Aim: Learn the response to Adalimumab treatment in UC patients and the related factors.
We carried out a multicentric, prospective and observational study in steriod-resistant and steroid-dependant UC patients who were naïve to anti-TNF treatments. They were treated with Adalimumab at a dosis: 160, 80, 40 mg on weeks 0, 2, 4 and every two weeks, with weekly dose intensification according to the clinician's judgement. We performed an endoscopic study at weeks 0 and 8 that was assessed by Mayo endoscopic scoring system from 0 to 3. We assessed clinical response at weeks 4 and 8. The clinical activity at weeks 0 and 8 was determined with Mayo scoring index (0-12) and at week 4 with Mayo subindex (0-9).
We defined clinical remission (CR) as a Mayo score <2; clinical response as a drop of at least 3 points in this score; and Mucosa Healing (MH) as a subscore of 0-1. The analysis of the Results was performed with intention-to-treat (ITT) (it includes all the patients that had received at least one dose of adalimumab)
Statistical analysis was performed with SPSS 20, using the Chi-square test for univariate analysis and for the multivariate analysis a logistic regression was performed.

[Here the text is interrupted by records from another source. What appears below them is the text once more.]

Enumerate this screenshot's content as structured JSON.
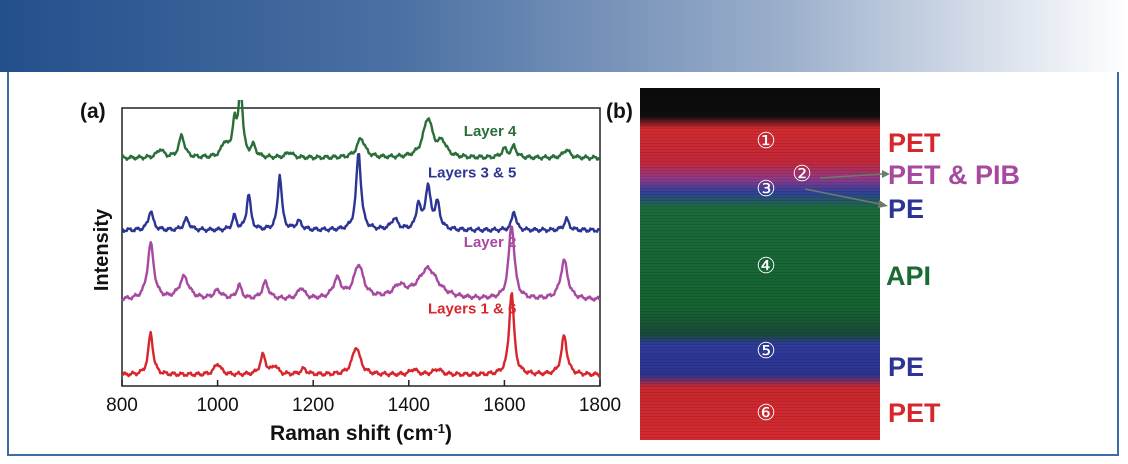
{
  "panel_a": {
    "label": "(a)"
  },
  "panel_b": {
    "label": "(b)"
  },
  "chart_data": {
    "type": "line",
    "title": "",
    "xlabel_main": "Raman shift (cm",
    "xlabel_sup": "-1",
    "xlabel_end": ")",
    "ylabel": "Intensity",
    "xlim": [
      800,
      1800
    ],
    "x_ticks": [
      800,
      1000,
      1200,
      1400,
      1600,
      1800
    ],
    "offset_range": [
      0,
      100
    ],
    "series": [
      {
        "name": "Layer 4",
        "color": "#2a6e3a",
        "offset": 82,
        "peaks": [
          [
            880,
            3,
            8
          ],
          [
            925,
            8,
            7
          ],
          [
            1015,
            5,
            8
          ],
          [
            1035,
            12,
            5
          ],
          [
            1048,
            25,
            5
          ],
          [
            1075,
            4,
            6
          ],
          [
            1150,
            2,
            8
          ],
          [
            1300,
            7,
            10
          ],
          [
            1440,
            14,
            12
          ],
          [
            1470,
            5,
            10
          ],
          [
            1600,
            3,
            7
          ],
          [
            1620,
            4,
            6
          ],
          [
            1730,
            3,
            8
          ]
        ],
        "label_pos": [
          1625,
          90
        ]
      },
      {
        "name": "Layers 3 & 5",
        "color": "#2c3594",
        "offset": 56,
        "peaks": [
          [
            860,
            7,
            6
          ],
          [
            935,
            4,
            7
          ],
          [
            1035,
            5,
            5
          ],
          [
            1065,
            13,
            5
          ],
          [
            1130,
            20,
            5
          ],
          [
            1170,
            3,
            7
          ],
          [
            1295,
            28,
            6
          ],
          [
            1370,
            4,
            8
          ],
          [
            1420,
            9,
            5
          ],
          [
            1440,
            15,
            7
          ],
          [
            1460,
            9,
            6
          ],
          [
            1620,
            7,
            5
          ],
          [
            1730,
            4,
            6
          ]
        ],
        "label_pos": [
          1625,
          75
        ]
      },
      {
        "name": "Layer 2",
        "color": "#a849a0",
        "offset": 31,
        "peaks": [
          [
            860,
            20,
            8
          ],
          [
            930,
            8,
            12
          ],
          [
            1000,
            3,
            10
          ],
          [
            1045,
            5,
            6
          ],
          [
            1100,
            6,
            8
          ],
          [
            1175,
            4,
            8
          ],
          [
            1250,
            7,
            10
          ],
          [
            1295,
            12,
            12
          ],
          [
            1380,
            4,
            15
          ],
          [
            1440,
            11,
            25
          ],
          [
            1615,
            27,
            7
          ],
          [
            1725,
            14,
            9
          ]
        ],
        "label_pos": [
          1625,
          50
        ]
      },
      {
        "name": "Layers 1 & 6",
        "color": "#d7272d",
        "offset": 4,
        "peaks": [
          [
            860,
            15,
            6
          ],
          [
            1000,
            4,
            8
          ],
          [
            1095,
            7,
            7
          ],
          [
            1120,
            3,
            7
          ],
          [
            1180,
            2,
            8
          ],
          [
            1290,
            10,
            10
          ],
          [
            1410,
            2,
            8
          ],
          [
            1460,
            2,
            10
          ],
          [
            1615,
            30,
            6
          ],
          [
            1725,
            14,
            7
          ]
        ],
        "label_pos": [
          1625,
          26
        ]
      }
    ]
  },
  "image_b": {
    "layers": [
      {
        "number": "①",
        "material": "PET",
        "color": "#d7272d"
      },
      {
        "number": "②",
        "material": "PET & PIB",
        "color": "#a849a0"
      },
      {
        "number": "③",
        "material": "PE",
        "color": "#2c3594"
      },
      {
        "number": "④",
        "material": "API",
        "color": "#1a6a33"
      },
      {
        "number": "⑤",
        "material": "PE",
        "color": "#2c3594"
      },
      {
        "number": "⑥",
        "material": "PET",
        "color": "#d7272d"
      }
    ]
  }
}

Of the 24 patients enrolled in this study, 22 completed the 8 weeks (2 were pulled out because of clinical worsening). UC was severe in 4 (16.7%) , moderate in 19 (79.2%) and mild in 1 patient (4.2%). 5 of them (20.83%) were hospitalized and more than half, 14 (58.33%), were steroid-dependant. Clinical remission was achieved, at weeks 4 and 8, in 8 (33.3%) and 11 patients (45.8%), and clinical response in 11 (45.8%) and 8 (33.3%), respectively. At week 8 of the study, only 1 patient was hospitalized and none suffered a colectomy. Mucosal healing (MH) at week 8 was achieved in 15 cases (78.9%), and a correlation was found with remission (p<0.025) and clinical response (p<0.028). Among the response factors at week 8, we found a relationship between the absence of blood in the stool, clinical response (p<0.014) and clinical remission (p<0.001) and between the calprotectine stool levels and Clinical Remission (p<0.019).
1.-Adalimumab is an effective treatment in the induction of clinical response in patients with ulcerative colitis.
2.-Adalimumab is an effective therapy in the induction of early mucosal healing in these patients. There is a relationship between clinical activity and mucosal healing.